Residential projects dominate landscape
Monday, April 17, 2006
By JARRETT RENSHAW
JOURNAL STAFF WRITER

Jersey City's office market boom has hit a wall, making way for a surging housing market that will change the face of the city's Downtown for decades to come, city officials and experts say.

While the 1980s and 1990s saw financial companies such as Goldman Sachs, Merrill Lynch and JP Morgan Chase transform Jersey City's shores into the Gold Coast, today's market is dominated by housing giants like Toll Brothers, K. Hovnanian and Donald Trump.

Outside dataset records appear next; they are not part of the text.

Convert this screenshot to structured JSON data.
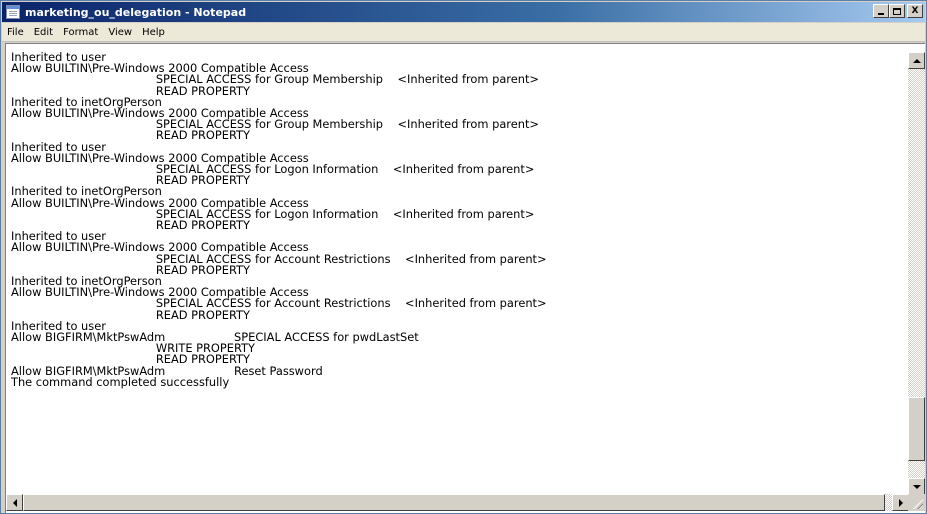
{
  "window": {
    "title": "marketing_ou_delegation - Notepad",
    "app_icon": "notepad-icon"
  },
  "title_buttons": {
    "minimize": "minimize-icon",
    "maximize": "maximize-icon",
    "close_label": "X"
  },
  "menu": [
    {
      "label": "File"
    },
    {
      "label": "Edit"
    },
    {
      "label": "Format"
    },
    {
      "label": "View"
    },
    {
      "label": "Help"
    }
  ],
  "document": {
    "text": "Inherited to user\nAllow BUILTIN\\Pre-Windows 2000 Compatible Access\n                                        SPECIAL ACCESS for Group Membership    <Inherited from parent>\n                                        READ PROPERTY\nInherited to inetOrgPerson\nAllow BUILTIN\\Pre-Windows 2000 Compatible Access\n                                        SPECIAL ACCESS for Group Membership    <Inherited from parent>\n                                        READ PROPERTY\nInherited to user\nAllow BUILTIN\\Pre-Windows 2000 Compatible Access\n                                        SPECIAL ACCESS for Logon Information    <Inherited from parent>\n                                        READ PROPERTY\nInherited to inetOrgPerson\nAllow BUILTIN\\Pre-Windows 2000 Compatible Access\n                                        SPECIAL ACCESS for Logon Information    <Inherited from parent>\n                                        READ PROPERTY\nInherited to user\nAllow BUILTIN\\Pre-Windows 2000 Compatible Access\n                                        SPECIAL ACCESS for Account Restrictions    <Inherited from parent>\n                                        READ PROPERTY\nInherited to inetOrgPerson\nAllow BUILTIN\\Pre-Windows 2000 Compatible Access\n                                        SPECIAL ACCESS for Account Restrictions    <Inherited from parent>\n                                        READ PROPERTY\nInherited to user\nAllow BIGFIRM\\MktPswAdm                   SPECIAL ACCESS for pwdLastSet\n                                        WRITE PROPERTY\n                                        READ PROPERTY\nAllow BIGFIRM\\MktPswAdm                   Reset Password\nThe command completed successfully"
  },
  "colors": {
    "titlebar_start": "#0a246a",
    "titlebar_end": "#a6caf0",
    "chrome": "#d4d0c8"
  }
}
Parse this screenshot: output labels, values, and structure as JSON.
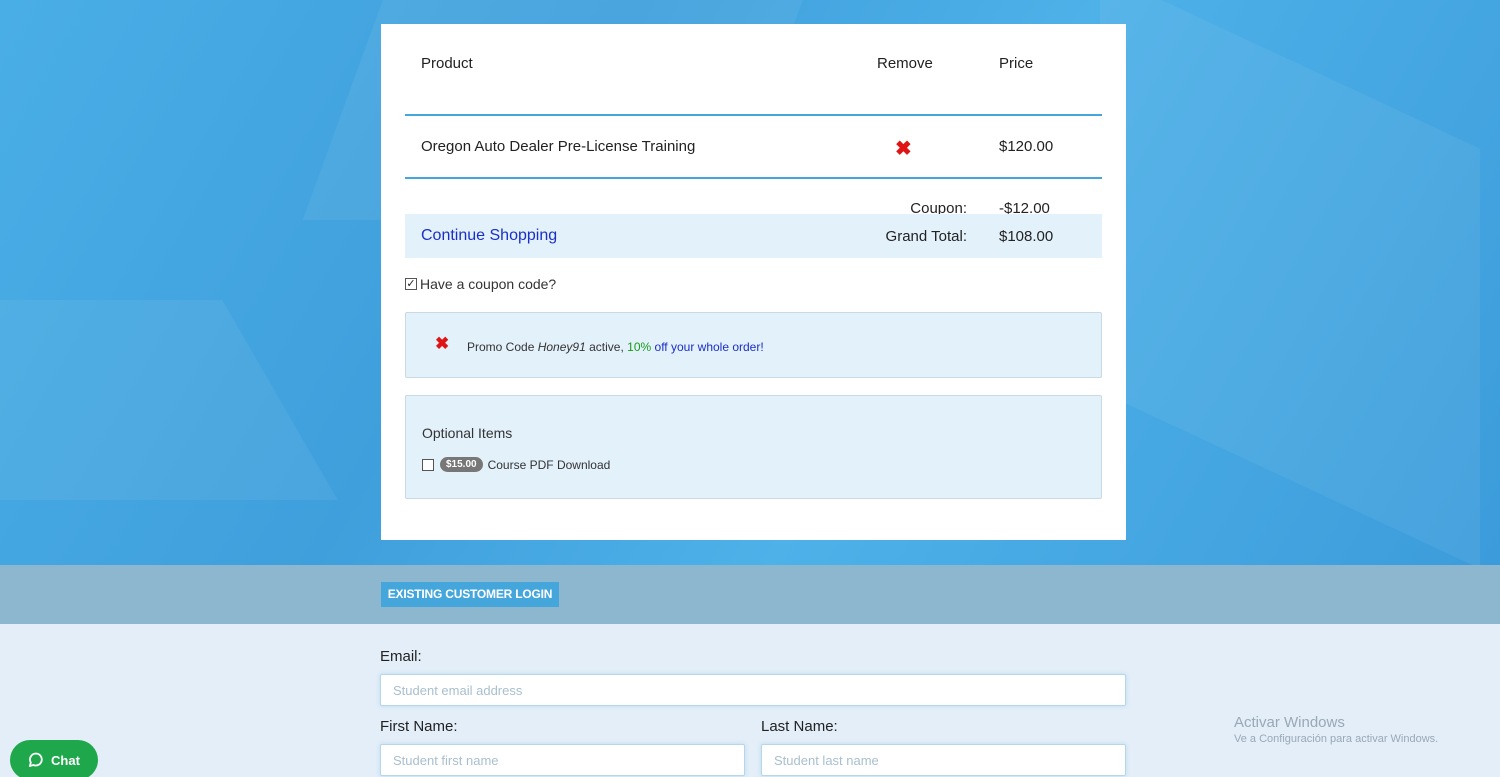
{
  "cart": {
    "headers": {
      "product": "Product",
      "remove": "Remove",
      "price": "Price"
    },
    "items": [
      {
        "product": "Oregon Auto Dealer Pre-License Training",
        "remove_icon": "red-x-icon",
        "price": "$120.00"
      }
    ],
    "coupon": {
      "label": "Coupon:",
      "value": "-$12.00"
    },
    "total": {
      "continue_label": "Continue Shopping",
      "label": "Grand Total:",
      "value": "$108.00"
    }
  },
  "coupon_toggle": {
    "checked": true,
    "label": "Have a coupon code?"
  },
  "promo": {
    "prefix": "Promo Code",
    "code": "Honey91",
    "active_text": "active,",
    "discount": "10%",
    "discount_tail": "off your whole order!"
  },
  "optional": {
    "title": "Optional Items",
    "items": [
      {
        "price": "$15.00",
        "label": "Course PDF Download",
        "checked": false
      }
    ]
  },
  "login": {
    "button_label": "EXISTING CUSTOMER LOGIN"
  },
  "form": {
    "email_label": "Email:",
    "email_placeholder": "Student email address",
    "first_label": "First Name:",
    "first_placeholder": "Student first name",
    "last_label": "Last Name:",
    "last_placeholder": "Student last name"
  },
  "watermark": {
    "title": "Activar Windows",
    "subtitle": "Ve a Configuración para activar Windows."
  },
  "chat": {
    "label": "Chat",
    "icon": "chat-bubble-icon"
  },
  "colors": {
    "accent": "#45a6dc",
    "remove_red": "#e01414",
    "link_blue": "#1a2fc8",
    "promo_green": "#1b9a1b",
    "chat_green": "#1fa84b"
  }
}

More than 15,000 residential units are expected to flood the Downtown area over the next several years, putting pressure on municipal services, according to the city's Division of Planning. Though more than seven million square feet of office space was developed from 2000 to 2005, planning officials say the current office market is very sluggish and will remain so for the foreseeable future.

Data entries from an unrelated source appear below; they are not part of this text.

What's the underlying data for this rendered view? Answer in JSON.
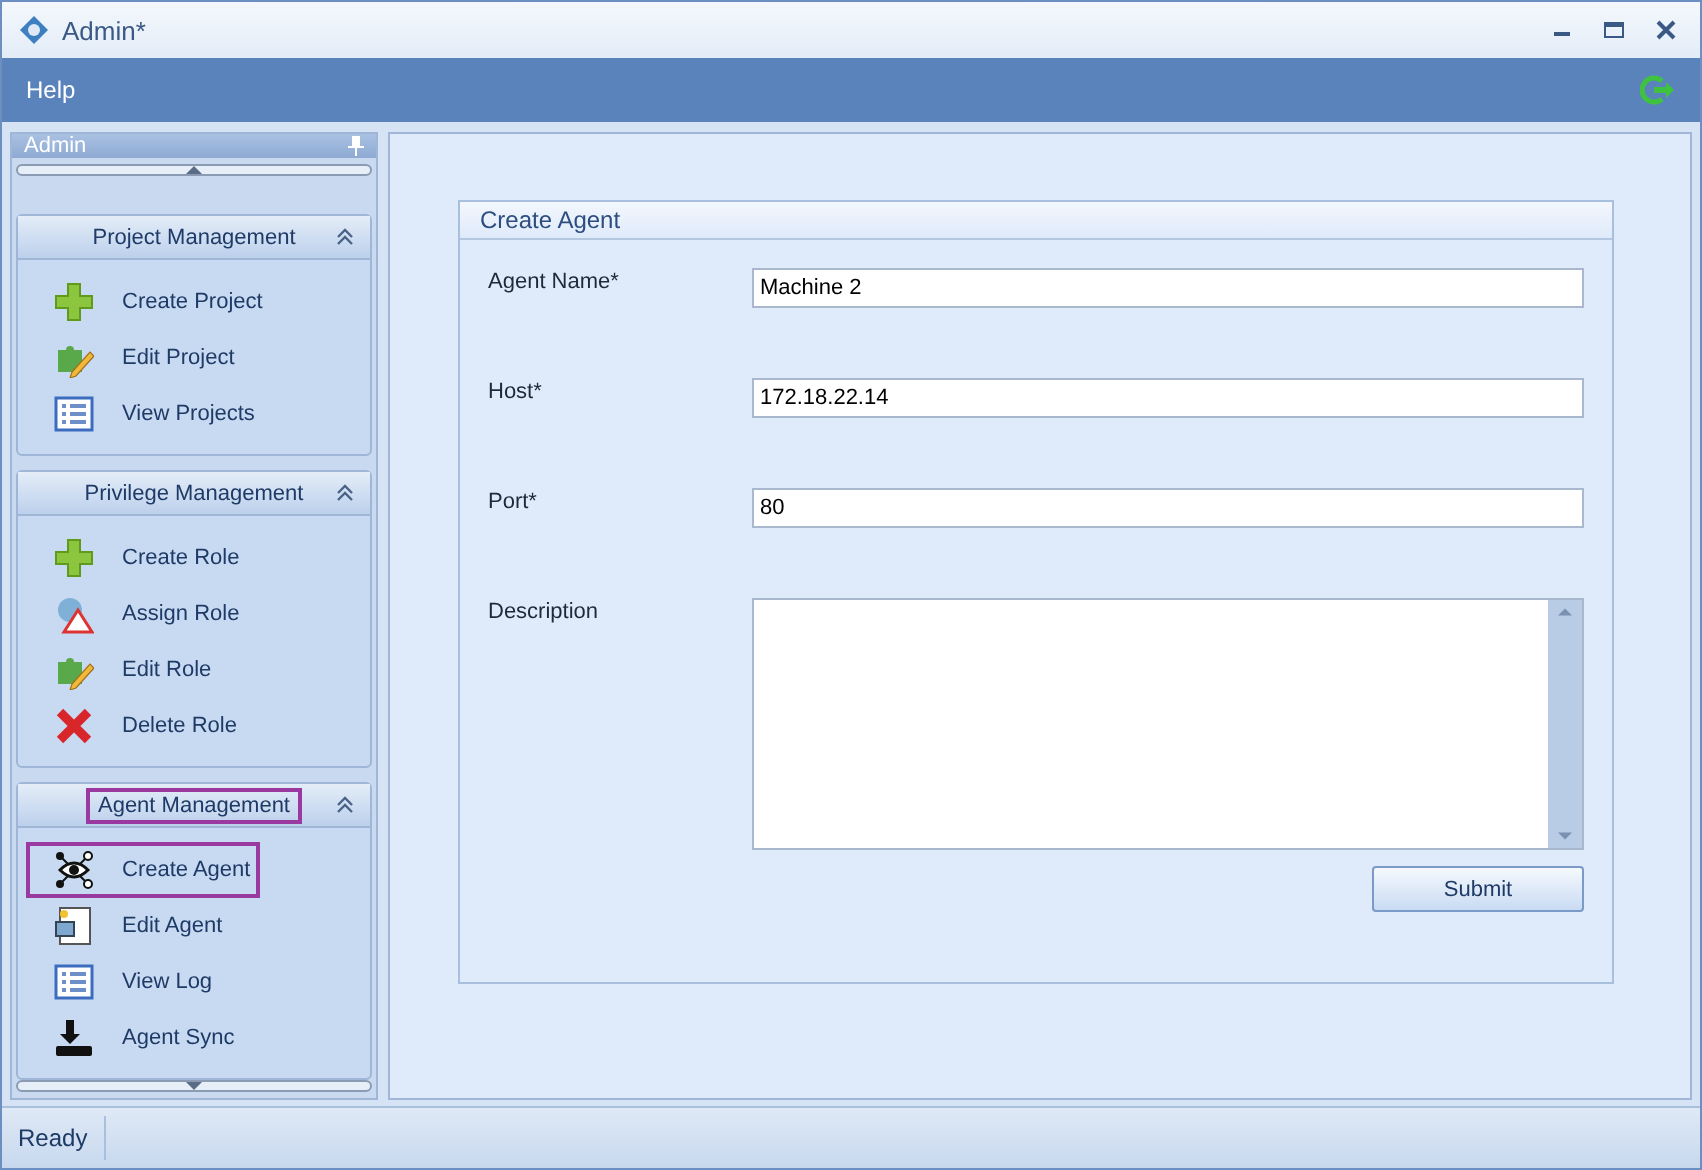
{
  "window": {
    "title": "Admin*"
  },
  "menu": {
    "items": [
      "Help"
    ]
  },
  "sidebar": {
    "title": "Admin",
    "groups": [
      {
        "title": "Project Management",
        "expanded": true,
        "highlighted": false,
        "items": [
          {
            "kind": "add",
            "label": "Create Project",
            "highlighted": false
          },
          {
            "kind": "edit",
            "label": "Edit Project",
            "highlighted": false
          },
          {
            "kind": "list",
            "label": "View Projects",
            "highlighted": false
          }
        ]
      },
      {
        "title": "Privilege Management",
        "expanded": true,
        "highlighted": false,
        "items": [
          {
            "kind": "add",
            "label": "Create Role",
            "highlighted": false
          },
          {
            "kind": "assign",
            "label": "Assign Role",
            "highlighted": false
          },
          {
            "kind": "edit",
            "label": "Edit Role",
            "highlighted": false
          },
          {
            "kind": "delete",
            "label": "Delete Role",
            "highlighted": false
          }
        ]
      },
      {
        "title": "Agent Management",
        "expanded": true,
        "highlighted": true,
        "items": [
          {
            "kind": "network",
            "label": "Create Agent",
            "highlighted": true
          },
          {
            "kind": "agent",
            "label": "Edit Agent",
            "highlighted": false
          },
          {
            "kind": "list",
            "label": "View Log",
            "highlighted": false
          },
          {
            "kind": "download",
            "label": "Agent Sync",
            "highlighted": false
          }
        ]
      }
    ]
  },
  "form": {
    "title": "Create Agent",
    "fields": [
      {
        "kind": "text",
        "label": "Agent Name*",
        "value": "Machine 2"
      },
      {
        "kind": "text",
        "label": "Host*",
        "value": "172.18.22.14"
      },
      {
        "kind": "text",
        "label": "Port*",
        "value": "80"
      },
      {
        "kind": "textarea",
        "label": "Description"
      }
    ],
    "submit": "Submit"
  },
  "status_bar": {
    "text": "Ready"
  }
}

"There are currently no office projects under construction, and none planned," says a planning report authored by Planning Director Robert Cotter earlier this year. Those two opposite trends have prompted at least one expert to declare that "the job growth era is over in Jersey City."

From 1992 to 2000, the state created 243,000 high-paying office jobs, driven by Jersey City's growth on the waterfront, says James Hughes, dean of Rutgers University's Edward J. Bloustein School of Planning and Public Policy.

But since 2000, there has been a net loss across the state, thanks to increases in the state income tax and other business taxes, said Hughes.

"New Jersey has become an unfriendly place to do business," Hughes said.

The most recent sign of this trend is 77 Hudson St., where Hartz Mountain Industries just scrapped plans to build a 32-story office tower because the

company believed that Jersey City cannot absorb the new space.

The company sold the land for $65 million to K. Hovnanian, which now plans to build two 48-story towers, with more than 1,300 condo and rental units combined.
City officials and experts say Manhattan is driving the housing trend, as it previously did with the growth of the office space market in Jersey City.

The high costs of buying a home and living in Manhattan, combined with the market demand for luxury condos in the region, has created such high demand for housing in less costly Jersey City.

"If everything that is being constructed were built tomorrow, we still would still not satisfy the housing demand," said Downtown city Councilman Steven Fulop, who also works in the financial industry.

Mega mogul Donald Trump summed up the city's housing surge when he visited the waterfront last year to announce his $415 million project that will feature the Garden State's two largest residential towers, at 55 and 50 stories - Trump Plaza Jersey City

"I am the largest developer in Manhattan, and I am coming to Jersey City. So a lot of people come the other way, and I am coming this way, and I am pretty good at predicting trends, so let's hope that's a trend," Trump said.

And when the Athena Group and Golden Tree InSite Partners announced a $110 million condo project on the Hudson waterfront in October of last year, the president and CEO of the Athena Group said "Jersey City is in the midst of a phenomenal housing boom."

With the boom in residents come issues that need to be addressed, says Fulop.

"We need to continue to hire more police officers, but we need to make sure we're hiring more than we are retiring," said Fulop.